First, there’s the automatic electric parking brake. This is a feature that has been trickling down the manufacturers’ ranges for some time since it first appeared on exec saloons. On the whole it is an excellent idea. When, for example, you’re in stop-start slow traffic on a slope, when you stop the car will automatically apply the parking brake. When you move off the parking brake disapplies itself. Usually this is fairly seamless, but on this particular Volvo the brake puts up a bit of resistance, and so it isn’t all that smooth. It always does it, too, whatever angle you find yourself at. So that’s annoying and, as the old saying goes, I suspect they all do that. It’s (presumably) an engineering flaw that is fairly straightforward to put right, but meantime it makes living with the otherwise highly companionable XC40 a bit less satisfying. You don’t get used to it.
Second, is the price. At the end of the day this is a small SUV, but with no four-wheel drive and acceptable but not outstanding levels of equipment. Volvo insists on calling itself a “premium brand” these days, which may or may not be justified – I think the market isn’t ready to plonk it in the same category as BMW – but it is not enough to justify a slightly steep list price (also reflected in monthly PCP costs). The cheapest XC40 runs to about £30,000, which is high, even for the current Car of the Year winner.

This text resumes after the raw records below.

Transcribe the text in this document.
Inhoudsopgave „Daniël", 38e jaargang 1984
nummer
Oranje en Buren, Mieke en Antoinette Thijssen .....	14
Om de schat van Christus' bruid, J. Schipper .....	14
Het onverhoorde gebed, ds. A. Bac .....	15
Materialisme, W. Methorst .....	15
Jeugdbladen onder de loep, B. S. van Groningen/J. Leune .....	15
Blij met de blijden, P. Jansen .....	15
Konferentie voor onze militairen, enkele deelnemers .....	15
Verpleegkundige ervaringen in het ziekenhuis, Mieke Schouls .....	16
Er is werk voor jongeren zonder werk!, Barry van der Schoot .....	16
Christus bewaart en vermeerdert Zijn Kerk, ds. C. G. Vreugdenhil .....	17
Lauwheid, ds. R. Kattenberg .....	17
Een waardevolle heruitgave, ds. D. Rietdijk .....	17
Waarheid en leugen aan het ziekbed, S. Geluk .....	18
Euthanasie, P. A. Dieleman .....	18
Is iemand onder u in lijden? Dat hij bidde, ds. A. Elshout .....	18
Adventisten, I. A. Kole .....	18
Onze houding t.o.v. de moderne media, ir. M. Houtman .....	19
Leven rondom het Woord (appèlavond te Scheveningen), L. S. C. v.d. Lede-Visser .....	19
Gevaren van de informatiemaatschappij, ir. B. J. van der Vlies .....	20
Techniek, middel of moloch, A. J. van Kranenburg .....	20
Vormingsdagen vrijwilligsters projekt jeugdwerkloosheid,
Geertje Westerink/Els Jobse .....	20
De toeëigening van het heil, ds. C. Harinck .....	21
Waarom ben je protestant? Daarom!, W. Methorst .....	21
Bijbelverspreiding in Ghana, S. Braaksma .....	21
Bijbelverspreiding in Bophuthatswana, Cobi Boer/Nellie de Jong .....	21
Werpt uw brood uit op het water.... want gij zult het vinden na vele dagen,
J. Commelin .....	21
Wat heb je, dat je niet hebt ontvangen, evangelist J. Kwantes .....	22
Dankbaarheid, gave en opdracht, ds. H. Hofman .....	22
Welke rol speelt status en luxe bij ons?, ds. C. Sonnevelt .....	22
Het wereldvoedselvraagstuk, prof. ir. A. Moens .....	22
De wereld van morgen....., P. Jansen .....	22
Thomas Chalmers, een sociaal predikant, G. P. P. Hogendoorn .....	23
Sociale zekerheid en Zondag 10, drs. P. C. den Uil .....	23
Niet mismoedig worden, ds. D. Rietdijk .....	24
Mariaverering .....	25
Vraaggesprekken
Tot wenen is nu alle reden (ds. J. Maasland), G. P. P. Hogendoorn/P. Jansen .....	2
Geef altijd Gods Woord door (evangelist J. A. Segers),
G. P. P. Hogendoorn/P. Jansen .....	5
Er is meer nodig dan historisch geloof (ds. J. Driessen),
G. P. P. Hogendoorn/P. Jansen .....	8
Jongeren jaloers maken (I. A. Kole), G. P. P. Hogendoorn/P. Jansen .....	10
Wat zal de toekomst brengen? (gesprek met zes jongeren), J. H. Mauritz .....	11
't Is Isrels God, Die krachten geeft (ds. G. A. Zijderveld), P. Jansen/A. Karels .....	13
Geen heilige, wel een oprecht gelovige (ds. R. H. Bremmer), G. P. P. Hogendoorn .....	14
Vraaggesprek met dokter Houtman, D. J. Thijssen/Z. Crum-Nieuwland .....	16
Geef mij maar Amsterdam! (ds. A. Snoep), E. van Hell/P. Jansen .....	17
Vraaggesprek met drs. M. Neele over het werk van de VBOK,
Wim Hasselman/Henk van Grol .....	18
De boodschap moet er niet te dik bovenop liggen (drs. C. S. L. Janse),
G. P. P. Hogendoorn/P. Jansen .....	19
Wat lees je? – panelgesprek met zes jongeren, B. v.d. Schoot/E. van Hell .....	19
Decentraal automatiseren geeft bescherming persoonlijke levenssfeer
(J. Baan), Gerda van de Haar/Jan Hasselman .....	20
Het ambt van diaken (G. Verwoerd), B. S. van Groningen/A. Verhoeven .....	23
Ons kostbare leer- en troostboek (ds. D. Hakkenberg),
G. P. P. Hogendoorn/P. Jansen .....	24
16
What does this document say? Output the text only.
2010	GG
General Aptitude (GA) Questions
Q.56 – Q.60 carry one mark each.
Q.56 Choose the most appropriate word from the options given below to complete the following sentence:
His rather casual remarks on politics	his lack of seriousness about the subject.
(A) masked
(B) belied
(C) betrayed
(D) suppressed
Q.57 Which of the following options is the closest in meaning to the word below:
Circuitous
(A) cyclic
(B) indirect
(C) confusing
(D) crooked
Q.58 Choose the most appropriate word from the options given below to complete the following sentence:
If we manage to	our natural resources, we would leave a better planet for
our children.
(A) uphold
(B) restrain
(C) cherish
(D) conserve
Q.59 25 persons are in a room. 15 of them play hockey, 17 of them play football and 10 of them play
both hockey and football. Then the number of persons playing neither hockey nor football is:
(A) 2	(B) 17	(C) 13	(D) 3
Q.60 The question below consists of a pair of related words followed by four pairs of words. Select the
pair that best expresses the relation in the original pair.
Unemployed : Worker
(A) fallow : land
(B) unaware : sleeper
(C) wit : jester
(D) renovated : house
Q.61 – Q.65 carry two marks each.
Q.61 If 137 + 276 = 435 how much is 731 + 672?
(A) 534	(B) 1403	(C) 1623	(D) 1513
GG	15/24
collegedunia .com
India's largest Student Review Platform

So, this latest variation on the XC40, the T3, has an awful lot going for it. Not least is the very responsive new three-cylinder engine. These are all the rage now, smaller capacity units turbocharged and supercharged to get maximum performance from them, but with the underlying economic fuel consumption from a small-capacity power unit. In the T3 (turbocharged three cylinder), Volvo have priced a really fine 1.5-litre petrol power plant, which feels like it is propelling the XC40 with almost alarming alacrity, though the on-paper figures are actually rather more pedestrian. Small cars always feel faster than they really are, you see. If you really want to – and I really cannot see why you’d have any sane legal or illegal reason to – you can push your XC40 all the way to 124mph. Too fast, if anything.
The only slight disappointment I found with the set-up in the manual transmission is a slight lack of smoothness in the shift from first to second gears, but then the press car was fairly new and that might well sort itself out over the miles.
Inside, the Volvo is the usual ensemble of good taste and smart design. I liked the vertical air vents with their vaguely aeronautical styling (reminiscent of old Saabs, the Swedish rival to Volvo that went bust a few years ago). The seats are, in fine Scandinavian tradition, heated and very comfortable, and high levels of passenger safety are built in to the design, such as the extra springs in the seat that cushion the impact of a sudden descent (ie if you try to get your little Volvo to fly). The iPad-style touchscreen is mostly intuitive to use, and the comprehensive parking aids, including a 360-degree camera, are very welcome.
For the rest, the T3 is the usual XC40 package – distinctively designed with the high kick-up styling line along the rear doors, the classic grille treatment and the trademark rear lights and “shoulder line” running the length of the car. Of course the world doesn’t need yet another baby SUV or crossover, and the XC40 is hardly more practical than any conventional hatch (presumably including new V40 when it arrives). The XC40 makes a decent case for itself as an attractive package. They just need to do something about that automatic brake and the pricing. That’s not too much to ask.